Radio Gaps And A Late Start At The Top
ConFire’s review zeroed in on radio interoperability as a central failure. Responders could not reliably talk to each other on shared frequencies, and crews were forced to carry two separate radios to bridge incompatible systems. That kind of juggling might work during a drill, but during a refinery fire it can slow everything down.
McAlister told supervisors that the unified command, created to centralize decisions and keep everyone working off the same playbook, was delayed nearly two hours, which slowed resource requests and situational updates, according to Mercury News. The district recommended regular cross-agency training that bakes radio switching into daily routines and wider EBRICS access for industrial fire brigades, not just public agencies.
Neighbors Fume Over Flaring And Smoke
For people living around the refinery, the technical explanations landed on top of months of simmering frustration about flaring and smoke that followed the blaze.
“This is very concerning that a contractor can open the wrong flange and cause extensive devastation to workers, our community, it's just not acceptable,” Heidi Taylor, a founding member of the Healthy Martinez refinery accountability group, told ABC7. Residents and activists repeated calls for tougher oversight as Contra Costa Health officials, Cal/OSHA and the Bay Area Air Quality Management District continue air sampling and enforcement reviews tied to the incident.
County Game Plan And A Long Timeline
County staff told supervisors they have sorted the review’s findings into high, medium and low priority buckets and have assigned follow-up tasks that ConFire and partner agencies will work through over the next 12 to 24 months, according to Contra Costa Health.
The county’s oversight portal hosts the independent incident investigation, the risk assessment and air-sampling results.
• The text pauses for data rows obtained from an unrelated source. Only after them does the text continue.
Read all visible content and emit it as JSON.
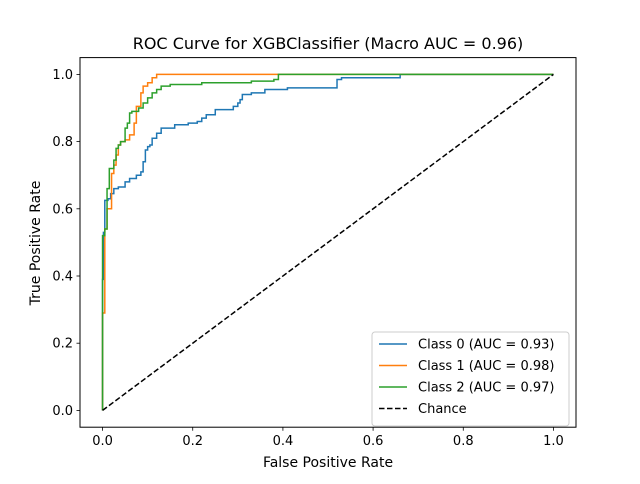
{
  "chart_data": {
    "type": "line",
    "title": "ROC Curve for XGBClassifier (Macro AUC = 0.96)",
    "xlabel": "False Positive Rate",
    "ylabel": "True Positive Rate",
    "xlim": [
      -0.05,
      1.05
    ],
    "ylim": [
      -0.05,
      1.05
    ],
    "xticks": [
      "0.0",
      "0.2",
      "0.4",
      "0.6",
      "0.8",
      "1.0"
    ],
    "yticks": [
      "0.0",
      "0.2",
      "0.4",
      "0.6",
      "0.8",
      "1.0"
    ],
    "grid": false,
    "legend_position": "lower-right",
    "series": [
      {
        "name": "Class 0 (AUC = 0.93)",
        "color": "#1f77b4",
        "x": [
          0.0,
          0.0,
          0.002,
          0.002,
          0.005,
          0.005,
          0.012,
          0.012,
          0.018,
          0.018,
          0.025,
          0.025,
          0.035,
          0.035,
          0.05,
          0.05,
          0.06,
          0.06,
          0.075,
          0.075,
          0.085,
          0.085,
          0.09,
          0.09,
          0.095,
          0.095,
          0.1,
          0.1,
          0.105,
          0.105,
          0.11,
          0.11,
          0.12,
          0.12,
          0.13,
          0.13,
          0.16,
          0.16,
          0.19,
          0.19,
          0.21,
          0.21,
          0.22,
          0.22,
          0.23,
          0.23,
          0.25,
          0.25,
          0.29,
          0.29,
          0.3,
          0.3,
          0.305,
          0.305,
          0.31,
          0.31,
          0.33,
          0.33,
          0.36,
          0.36,
          0.41,
          0.41,
          0.52,
          0.52,
          0.53,
          0.53,
          0.66,
          0.66,
          1.0
        ],
        "y": [
          0.0,
          0.39,
          0.39,
          0.53,
          0.53,
          0.625,
          0.625,
          0.63,
          0.63,
          0.645,
          0.645,
          0.66,
          0.66,
          0.665,
          0.665,
          0.68,
          0.68,
          0.69,
          0.69,
          0.7,
          0.7,
          0.71,
          0.71,
          0.74,
          0.74,
          0.775,
          0.775,
          0.785,
          0.785,
          0.79,
          0.79,
          0.81,
          0.81,
          0.825,
          0.825,
          0.84,
          0.84,
          0.85,
          0.85,
          0.855,
          0.855,
          0.86,
          0.86,
          0.87,
          0.87,
          0.88,
          0.88,
          0.895,
          0.895,
          0.905,
          0.905,
          0.915,
          0.915,
          0.925,
          0.925,
          0.94,
          0.94,
          0.945,
          0.945,
          0.955,
          0.955,
          0.96,
          0.96,
          0.985,
          0.985,
          0.99,
          0.99,
          1.0,
          1.0
        ]
      },
      {
        "name": "Class 1 (AUC = 0.98)",
        "color": "#ff7f0e",
        "x": [
          0.0,
          0.0,
          0.005,
          0.005,
          0.01,
          0.01,
          0.02,
          0.02,
          0.025,
          0.025,
          0.03,
          0.03,
          0.035,
          0.035,
          0.04,
          0.04,
          0.05,
          0.05,
          0.06,
          0.06,
          0.07,
          0.07,
          0.075,
          0.075,
          0.085,
          0.085,
          0.09,
          0.09,
          0.1,
          0.1,
          0.11,
          0.11,
          0.12,
          0.12,
          0.41,
          0.41,
          1.0
        ],
        "y": [
          0.0,
          0.29,
          0.29,
          0.54,
          0.54,
          0.6,
          0.6,
          0.705,
          0.705,
          0.73,
          0.73,
          0.76,
          0.76,
          0.79,
          0.79,
          0.8,
          0.8,
          0.805,
          0.805,
          0.82,
          0.82,
          0.855,
          0.855,
          0.905,
          0.905,
          0.945,
          0.945,
          0.965,
          0.965,
          0.975,
          0.975,
          0.99,
          0.99,
          1.0,
          1.0,
          1.0,
          1.0
        ]
      },
      {
        "name": "Class 2 (AUC = 0.97)",
        "color": "#2ca02c",
        "x": [
          0.0,
          0.0,
          0.005,
          0.005,
          0.01,
          0.01,
          0.015,
          0.015,
          0.025,
          0.025,
          0.03,
          0.03,
          0.035,
          0.035,
          0.04,
          0.04,
          0.05,
          0.05,
          0.055,
          0.055,
          0.06,
          0.06,
          0.065,
          0.065,
          0.08,
          0.08,
          0.09,
          0.09,
          0.1,
          0.1,
          0.11,
          0.11,
          0.12,
          0.12,
          0.13,
          0.13,
          0.15,
          0.15,
          0.22,
          0.22,
          0.33,
          0.33,
          0.38,
          0.38,
          0.39,
          0.39,
          0.45,
          0.45,
          1.0
        ],
        "y": [
          0.0,
          0.52,
          0.52,
          0.54,
          0.54,
          0.66,
          0.66,
          0.72,
          0.72,
          0.745,
          0.745,
          0.78,
          0.78,
          0.79,
          0.79,
          0.8,
          0.8,
          0.84,
          0.84,
          0.855,
          0.855,
          0.885,
          0.885,
          0.89,
          0.89,
          0.9,
          0.9,
          0.915,
          0.915,
          0.93,
          0.93,
          0.945,
          0.945,
          0.955,
          0.955,
          0.965,
          0.965,
          0.97,
          0.97,
          0.975,
          0.975,
          0.98,
          0.98,
          0.985,
          0.985,
          1.0,
          1.0,
          1.0,
          1.0
        ]
      }
    ],
    "reference_line": {
      "name": "Chance",
      "color": "#000000",
      "style": "dashed",
      "x": [
        0.0,
        1.0
      ],
      "y": [
        0.0,
        1.0
      ]
    }
  }
}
It also notes that outside toxicologists are reviewing soil and air data for longer-term impacts. Officials say they plan a full-facility audit and a stronger on-site presence for any phased restart of damaged refinery units.
Who Owns The Refinery, And Who Is Watching It
The Martinez refinery is a 157,000 barrel per day facility that PBF Energy acquired from Shell in 2020, a deal described in company filings and press materials. According to PR Newswire, the acquisition pulled Martinez into PBF’s West Coast system, which plays a central role in California’s fuel supply.
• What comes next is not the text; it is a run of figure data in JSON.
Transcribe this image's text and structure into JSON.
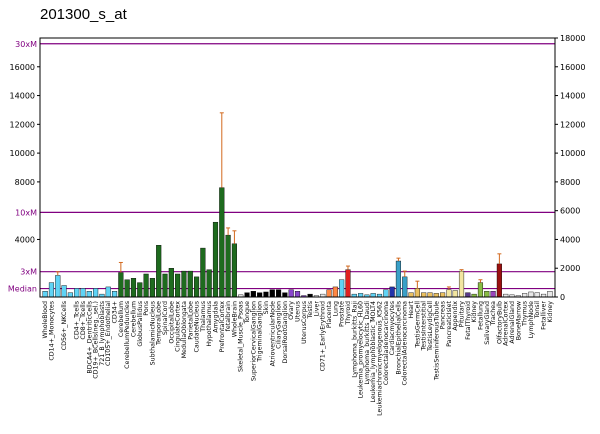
{
  "chart_data": {
    "type": "bar",
    "title": "201300_s_at",
    "ylim": [
      0,
      18000
    ],
    "left_ticks": [
      {
        "label": "16000",
        "value": 16000
      },
      {
        "label": "14000",
        "value": 14000
      },
      {
        "label": "12000",
        "value": 12000
      },
      {
        "label": "10000",
        "value": 10000
      },
      {
        "label": "8000",
        "value": 8000
      },
      {
        "label": "4000",
        "value": 4000
      }
    ],
    "right_ticks": [
      0,
      2000,
      4000,
      6000,
      8000,
      10000,
      12000,
      14000,
      16000,
      18000
    ],
    "reference_lines": [
      {
        "label": "30xM",
        "value": 17600
      },
      {
        "label": "10xM",
        "value": 5880
      },
      {
        "label": "3xM",
        "value": 1760
      },
      {
        "label": "Median",
        "value": 588
      }
    ],
    "tissues": [
      {
        "label": "WholeBlood",
        "value": 400,
        "err": 0,
        "color": "#5fd3f5"
      },
      {
        "label": "CD14+_Monocytes",
        "value": 1000,
        "err": 0,
        "color": "#5fd3f5"
      },
      {
        "label": "",
        "value": 1500,
        "err": 250,
        "color": "#5fd3f5"
      },
      {
        "label": "CD56+_NKCells",
        "value": 800,
        "err": 0,
        "color": "#5fd3f5"
      },
      {
        "label": "",
        "value": 300,
        "err": 0,
        "color": "#5fd3f5"
      },
      {
        "label": "CD4+_Tcells",
        "value": 600,
        "err": 0,
        "color": "#5fd3f5"
      },
      {
        "label": "CD8+_Tcells",
        "value": 600,
        "err": 0,
        "color": "#5fd3f5"
      },
      {
        "label": "BDCA4+_DentriticCells",
        "value": 400,
        "err": 0,
        "color": "#5fd3f5"
      },
      {
        "label": "CD19+_BCells(neg._sel.)",
        "value": 600,
        "err": 0,
        "color": "#5fd3f5"
      },
      {
        "label": "721_B_lymphoblasts",
        "value": 200,
        "err": 0,
        "color": "#5fd3f5"
      },
      {
        "label": "CD105+_Endothelial",
        "value": 700,
        "err": 0,
        "color": "#5fd3f5"
      },
      {
        "label": "CD34+",
        "value": 400,
        "err": 0,
        "color": "#5fd3f5"
      },
      {
        "label": "Cerebellum",
        "value": 1700,
        "err": 700,
        "color": "#1e6b1e"
      },
      {
        "label": "CerebellumPeduncles",
        "value": 1200,
        "err": 0,
        "color": "#1e6b1e"
      },
      {
        "label": "Cerebellum",
        "value": 1300,
        "err": 0,
        "color": "#1e6b1e"
      },
      {
        "label": "GlobusPallidus",
        "value": 1000,
        "err": 0,
        "color": "#1e6b1e"
      },
      {
        "label": "Pons",
        "value": 1600,
        "err": 0,
        "color": "#1e6b1e"
      },
      {
        "label": "SubthalamicNucleus",
        "value": 1300,
        "err": 0,
        "color": "#1e6b1e"
      },
      {
        "label": "TemporalLobe",
        "value": 3600,
        "err": 0,
        "color": "#1e6b1e"
      },
      {
        "label": "SpinalCord",
        "value": 1600,
        "err": 0,
        "color": "#1e6b1e"
      },
      {
        "label": "OccipitalLobe",
        "value": 2000,
        "err": 0,
        "color": "#1e6b1e"
      },
      {
        "label": "CingulateCortex",
        "value": 1600,
        "err": 0,
        "color": "#1e6b1e"
      },
      {
        "label": "MedullaOblongata",
        "value": 1800,
        "err": 0,
        "color": "#1e6b1e"
      },
      {
        "label": "ParietalLobe",
        "value": 1800,
        "err": 0,
        "color": "#1e6b1e"
      },
      {
        "label": "CaudateNucleus",
        "value": 1400,
        "err": 0,
        "color": "#1e6b1e"
      },
      {
        "label": "Thalamus",
        "value": 3400,
        "err": 0,
        "color": "#1e6b1e"
      },
      {
        "label": "Hypothalamus",
        "value": 1900,
        "err": 0,
        "color": "#1e6b1e"
      },
      {
        "label": "Amygdala",
        "value": 5200,
        "err": 0,
        "color": "#1e6b1e"
      },
      {
        "label": "PrefrontalCortex",
        "value": 7600,
        "err": 5200,
        "color": "#1e6b1e"
      },
      {
        "label": "fetalbrain",
        "value": 4300,
        "err": 500,
        "color": "#1e6b1e"
      },
      {
        "label": "WholeBrain",
        "value": 3700,
        "err": 900,
        "color": "#1e6b1e"
      },
      {
        "label": "Skeletal_Muscle_Psoas",
        "value": 150,
        "err": 0,
        "color": "#e8e8e8"
      },
      {
        "label": "Tongue",
        "value": 300,
        "err": 0,
        "color": "#000000"
      },
      {
        "label": "SuperiorCervicalGanglion",
        "value": 400,
        "err": 0,
        "color": "#000000"
      },
      {
        "label": "TrigeminalGanglion",
        "value": 300,
        "err": 0,
        "color": "#000000"
      },
      {
        "label": "Skin",
        "value": 350,
        "err": 0,
        "color": "#000000"
      },
      {
        "label": "AtrioventricularNode",
        "value": 500,
        "err": 0,
        "color": "#000000"
      },
      {
        "label": "CiliaryGanglion",
        "value": 500,
        "err": 0,
        "color": "#000000"
      },
      {
        "label": "DorsalRootGanglion",
        "value": 300,
        "err": 0,
        "color": "#000000"
      },
      {
        "label": "Ovary",
        "value": 500,
        "err": 0,
        "color": "#8844cc"
      },
      {
        "label": "Uterus",
        "value": 400,
        "err": 0,
        "color": "#8844cc"
      },
      {
        "label": "UterusCorpus",
        "value": 100,
        "err": 0,
        "color": "#8844cc"
      },
      {
        "label": "Testis",
        "value": 200,
        "err": 0,
        "color": "#000000"
      },
      {
        "label": "Liver",
        "value": 100,
        "err": 0,
        "color": "#e8e8e8"
      },
      {
        "label": "CD71+_EarlyErythroid",
        "value": 200,
        "err": 0,
        "color": "#e8e8e8"
      },
      {
        "label": "Placenta",
        "value": 500,
        "err": 0,
        "color": "#ff8844"
      },
      {
        "label": "Lung",
        "value": 700,
        "err": 0,
        "color": "#ff8844"
      },
      {
        "label": "Prostate",
        "value": 1200,
        "err": 0,
        "color": "#5fd3f5"
      },
      {
        "label": "Thyroid",
        "value": 1900,
        "err": 250,
        "color": "#e02020"
      },
      {
        "label": "Lymphoma_burkitts_Raji",
        "value": 200,
        "err": 0,
        "color": "#5fd3f5"
      },
      {
        "label": "Leukemia_promyelocytic_HL60",
        "value": 250,
        "err": 0,
        "color": "#5fd3f5"
      },
      {
        "label": "Lymphoma_burkitts_Daudi",
        "value": 150,
        "err": 0,
        "color": "#5fd3f5"
      },
      {
        "label": "Leukemia_lymphoblastic_MOLT4",
        "value": 250,
        "err": 0,
        "color": "#5fd3f5"
      },
      {
        "label": "Leukemiachronicmyelogenous_K562",
        "value": 200,
        "err": 0,
        "color": "#5fd3f5"
      },
      {
        "label": "Colorectaladenocarcinoma",
        "value": 500,
        "err": 0,
        "color": "#5fd3f5"
      },
      {
        "label": "Cardiacmyocytes",
        "value": 700,
        "err": 0,
        "color": "#2233aa"
      },
      {
        "label": "BronchialEpithelialCells",
        "value": 2500,
        "err": 200,
        "color": "#3aa0c8"
      },
      {
        "label": "ColorectalAdenocarcinoma",
        "value": 1400,
        "err": 400,
        "color": "#3aa0c8"
      },
      {
        "label": "Heart",
        "value": 300,
        "err": 0,
        "color": "#eac060"
      },
      {
        "label": "TestisGermCell",
        "value": 600,
        "err": 500,
        "color": "#eac060"
      },
      {
        "label": "TestisInterstitial",
        "value": 300,
        "err": 0,
        "color": "#eac060"
      },
      {
        "label": "TestisLeydigCell",
        "value": 300,
        "err": 0,
        "color": "#eac060"
      },
      {
        "label": "TestisSeminiferousTubule",
        "value": 250,
        "err": 0,
        "color": "#eac060"
      },
      {
        "label": "Pancreas",
        "value": 300,
        "err": 0,
        "color": "#eac060"
      },
      {
        "label": "PancreaticIslet",
        "value": 500,
        "err": 200,
        "color": "#f2e6a0"
      },
      {
        "label": "Appendix",
        "value": 450,
        "err": 0,
        "color": "#f2e6a0"
      },
      {
        "label": "Pituitary",
        "value": 1800,
        "err": 100,
        "color": "#f2e6a0"
      },
      {
        "label": "FetalThyroid",
        "value": 300,
        "err": 0,
        "color": "#5a3a8a"
      },
      {
        "label": "Kidney",
        "value": 200,
        "err": 0,
        "color": "#88bb44"
      },
      {
        "label": "Fetallung",
        "value": 1000,
        "err": 200,
        "color": "#88bb44"
      },
      {
        "label": "SalivaryGland",
        "value": 400,
        "err": 0,
        "color": "#88bb44"
      },
      {
        "label": "Trachea",
        "value": 400,
        "err": 0,
        "color": "#9944bb"
      },
      {
        "label": "OlfactoryBulb",
        "value": 2300,
        "err": 700,
        "color": "#9a1010"
      },
      {
        "label": "AdrenalCortex",
        "value": 200,
        "err": 0,
        "color": "#e8e8e8"
      },
      {
        "label": "AdrenalGland",
        "value": 150,
        "err": 0,
        "color": "#e8e8e8"
      },
      {
        "label": "BoneMarrow",
        "value": 100,
        "err": 0,
        "color": "#e8e8e8"
      },
      {
        "label": "Thymus",
        "value": 250,
        "err": 0,
        "color": "#e8e8e8"
      },
      {
        "label": "LymphNode",
        "value": 350,
        "err": 0,
        "color": "#e8e8e8"
      },
      {
        "label": "Tonsil",
        "value": 300,
        "err": 0,
        "color": "#e8e8e8"
      },
      {
        "label": "Fetalliver",
        "value": 200,
        "err": 0,
        "color": "#e8e8e8"
      },
      {
        "label": "Kidney",
        "value": 400,
        "err": 0,
        "color": "#e8e8e8"
      }
    ]
  }
}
Local reporting and county documents state that regulators including Contra Costa Health and the Bay Area Air Quality Management District are still reviewing emissions and potential violations linked to the February fire as they consider enforcement and remediation steps.
Board members said the review is a blunt reminder that new equipment and better training, while necessary, will not be enough by themselves to rebuild public trust. Residents say they want clear timelines, visible upgrades and faster, clearer alerts when smoke or flaring hit the sky.
Supervisors asked ConFire and county staff to report back on how the recommendations are being implemented and to move quickly on getting on-site teams the radios and training they need to avoid another communication breakdown of this scale.